Debut challenge to UK 'unexplained wealth orders' puts definitions to the test
3 August 2018. By Ben Lucas.
A UK court hearing last week touched on a cast of exotic characters and settings, revolving around Mr and Mrs A, a jailed “fat cat international banker” and his high-spending wife, who ran through millions of pounds at Harrods and enjoyed two ultra-luxury UK properties.
But the High Court hearing was also worth watching for another, more important reason: It was plotting uncharted legal territory. For the first time, UK police were defending their request for "unexplained wealth orders," or UWOs, that would force Mrs A to show that her wealth was obtained legitimately.
UWOs were only brought into force in the UK on Jan. 31 and have never been tested in court before. The ones at issue in the hearing were the first to be requested and first to be granted.
UWOs are civil investigatory tools that can be used to force an individual “reasonably suspected” of being involved in or linked to serious crime or corruption to explain their relationship to the assets and how they were obtained, where there are “reasonable grounds” to suspect they wouldn’t have been able to afford them legitimately. They apply to assets above 50,000 pounds ($65,000).

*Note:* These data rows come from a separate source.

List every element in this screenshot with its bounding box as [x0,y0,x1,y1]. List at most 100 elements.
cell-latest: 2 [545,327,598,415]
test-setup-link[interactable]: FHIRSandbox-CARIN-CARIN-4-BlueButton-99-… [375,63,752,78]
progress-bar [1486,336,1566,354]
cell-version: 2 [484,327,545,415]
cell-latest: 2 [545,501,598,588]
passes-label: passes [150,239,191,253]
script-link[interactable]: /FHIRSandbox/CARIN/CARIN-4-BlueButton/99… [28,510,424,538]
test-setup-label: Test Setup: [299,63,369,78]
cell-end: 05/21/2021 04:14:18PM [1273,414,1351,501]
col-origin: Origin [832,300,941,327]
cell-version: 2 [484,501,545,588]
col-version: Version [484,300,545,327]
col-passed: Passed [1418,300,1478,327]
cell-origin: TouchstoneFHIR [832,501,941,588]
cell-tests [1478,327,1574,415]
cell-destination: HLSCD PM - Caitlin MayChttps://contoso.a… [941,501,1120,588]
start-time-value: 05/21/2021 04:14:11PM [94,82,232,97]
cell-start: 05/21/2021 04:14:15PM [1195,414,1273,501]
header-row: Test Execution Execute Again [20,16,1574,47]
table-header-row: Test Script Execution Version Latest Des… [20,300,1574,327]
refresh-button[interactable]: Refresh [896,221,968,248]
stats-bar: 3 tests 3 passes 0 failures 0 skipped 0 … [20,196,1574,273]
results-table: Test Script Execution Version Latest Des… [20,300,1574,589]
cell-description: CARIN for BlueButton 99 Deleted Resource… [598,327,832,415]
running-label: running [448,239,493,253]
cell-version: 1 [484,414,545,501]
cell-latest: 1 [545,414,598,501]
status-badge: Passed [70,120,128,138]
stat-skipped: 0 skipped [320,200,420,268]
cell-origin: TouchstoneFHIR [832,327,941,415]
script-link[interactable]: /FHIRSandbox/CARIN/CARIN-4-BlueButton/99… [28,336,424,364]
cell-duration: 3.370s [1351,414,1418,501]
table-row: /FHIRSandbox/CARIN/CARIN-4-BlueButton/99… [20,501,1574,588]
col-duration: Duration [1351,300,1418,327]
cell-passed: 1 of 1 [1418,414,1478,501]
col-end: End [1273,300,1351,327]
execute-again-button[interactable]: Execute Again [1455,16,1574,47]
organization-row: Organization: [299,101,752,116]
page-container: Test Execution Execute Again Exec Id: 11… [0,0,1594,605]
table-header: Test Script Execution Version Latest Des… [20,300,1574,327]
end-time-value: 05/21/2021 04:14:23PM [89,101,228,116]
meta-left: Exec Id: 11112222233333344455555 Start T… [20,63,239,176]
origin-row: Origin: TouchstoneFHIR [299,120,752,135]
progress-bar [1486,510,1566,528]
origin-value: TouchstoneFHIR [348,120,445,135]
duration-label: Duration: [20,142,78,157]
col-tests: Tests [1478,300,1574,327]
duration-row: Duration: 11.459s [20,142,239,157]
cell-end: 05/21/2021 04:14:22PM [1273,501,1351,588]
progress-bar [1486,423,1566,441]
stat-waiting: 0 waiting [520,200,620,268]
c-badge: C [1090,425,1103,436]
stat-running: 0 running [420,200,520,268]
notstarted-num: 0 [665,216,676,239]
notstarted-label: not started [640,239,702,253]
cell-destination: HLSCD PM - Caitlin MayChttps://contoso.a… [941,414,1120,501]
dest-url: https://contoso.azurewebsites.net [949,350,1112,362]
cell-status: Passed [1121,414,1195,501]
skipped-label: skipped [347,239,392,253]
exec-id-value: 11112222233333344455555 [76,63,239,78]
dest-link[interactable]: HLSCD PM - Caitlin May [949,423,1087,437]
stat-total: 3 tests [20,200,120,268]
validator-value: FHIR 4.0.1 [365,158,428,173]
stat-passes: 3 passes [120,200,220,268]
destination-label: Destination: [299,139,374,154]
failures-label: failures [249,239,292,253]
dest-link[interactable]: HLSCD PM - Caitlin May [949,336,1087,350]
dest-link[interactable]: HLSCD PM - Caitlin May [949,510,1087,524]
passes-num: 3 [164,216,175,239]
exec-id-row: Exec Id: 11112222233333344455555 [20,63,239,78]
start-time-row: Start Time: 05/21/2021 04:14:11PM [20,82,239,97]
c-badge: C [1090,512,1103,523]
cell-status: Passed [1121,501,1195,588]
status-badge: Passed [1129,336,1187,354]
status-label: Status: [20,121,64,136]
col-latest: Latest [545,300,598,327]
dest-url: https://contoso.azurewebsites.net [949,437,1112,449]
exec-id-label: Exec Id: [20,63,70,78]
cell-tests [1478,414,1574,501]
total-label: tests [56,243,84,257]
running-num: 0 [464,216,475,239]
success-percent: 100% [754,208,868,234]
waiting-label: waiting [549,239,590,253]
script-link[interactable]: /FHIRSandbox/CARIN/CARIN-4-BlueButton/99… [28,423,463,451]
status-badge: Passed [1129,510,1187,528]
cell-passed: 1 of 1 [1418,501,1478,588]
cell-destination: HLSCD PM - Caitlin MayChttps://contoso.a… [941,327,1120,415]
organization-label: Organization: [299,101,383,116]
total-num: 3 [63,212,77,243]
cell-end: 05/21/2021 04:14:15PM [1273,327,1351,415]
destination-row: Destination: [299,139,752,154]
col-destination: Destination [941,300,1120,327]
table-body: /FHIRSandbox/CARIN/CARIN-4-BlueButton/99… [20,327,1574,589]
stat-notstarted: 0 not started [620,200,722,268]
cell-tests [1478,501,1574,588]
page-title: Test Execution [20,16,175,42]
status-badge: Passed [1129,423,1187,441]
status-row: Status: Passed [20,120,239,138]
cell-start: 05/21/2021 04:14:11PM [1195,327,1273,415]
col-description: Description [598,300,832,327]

But last week’s hearing focused on a second, less obvious scenario where UWOs may be sought: so-called politically exposed persons, or PEPs. The orders can be used to target politicians and officials from outside the European Economic Area, and individuals associated with them, with UK links, who are considered to present a higher risk of being involved in corruption. PEPs from the UK and Europe are exempt from these orders.
Arguments over what constitutes a PEP and whether a UWO’s target must be established as a PEP or not dominated the hearing. While the full significance won’t become clear until a ruling later this year, the arguments are important in helping to inform future cases.
— PEP talk —
The National Crime Agency, the UK’s lead agency for serious crime, applied for the UWOs to the High Court, which granted them in February, in a bid to make Mrs A explain the source of 22 million pounds used to buy two properties in London and southeast England.
The NCA believes the properties are ultimately linked to her husband, whom it argues is a PEP, and it became clear as soon as the lawyers locked horns in court that the definition of a PEP would be a central issue.
Mr A was convicted for fraud and is currently in jail in his home country — which was unidentified but is a non-EEA state — after having worked at a bank in that country from 1993 to 2015.
— Just a banker? —
Early in the hearing, Mrs A’s lawyer, James Lewis, argued that Mr A wasn’t a PEP but was instead a “well-known international banker at a commercial bank.” He later caricatured him as a “fat cat international banker” to underline his point.
He argued that Mr A wasn’t a PEP, saying that identifying someone as such would require “evidence that the state has entrusted you with public functions.” There was no evidence to show that this applied to Mr A during his time at the bank, Lewis said.
He also rejected an argument by the NCA that the definition of a PEP is intentionally broad because it is used to highlight a “risk” of potential money laundering or corruption.
Lewis argued that UWOs aren’t about identifying risk but are about investigating a well-founded suspicion, requiring the NCA to satisfy a much more tightly scripted definition when using this new order.
— Grounds for suspicion —
While the NCA’s lawyer, Jonathan Hall, countered this argument, he focused on making a case that the definition of a PEP wasn’t a critical determining factor in seeking a UWO.
The “primary condition,” Jonathan Hall argued, was proving to a court that there were “reasonable grounds” to suspect an individual had acquired assets that seemed too valuable in comparison to their known legitimate income.
Not until a later stage would there be a requirement to establish whether they are a PEP or show that the assets in question may be linked to serious criminality, Hall said.
Hall nevertheless pursued the argument that Mr A was a PEP. He argued that the country in question had been “directly involved” in his bank appointment because its shareholders had appointed him to his position, and the state held a majority share in the bank.
— Key question —
The hearing threw up other challenges, the relevance and importance of which the judge will also be forced to consider.
For example, Lewis produced lines of attack including the claim that his client would risk self-incrimination by responding to the UWOs, that the NCA had lacked enough credible evidence for the orders to be permitted, and that Mr A hadn’t had a fair trial leading to his fraud conviction so it shouldn’t be considered.
But at the end of the three-day hearing, Judge Michael Supperstone stressed the novelty of proceedings around the UWO regime and came back to the definition of a PEP as possibly the “most important” aspect.
His ruling on the challenge, due in September, is likely to give much-needed clarity on this broad term, and determine its relevance in the UWO process in future.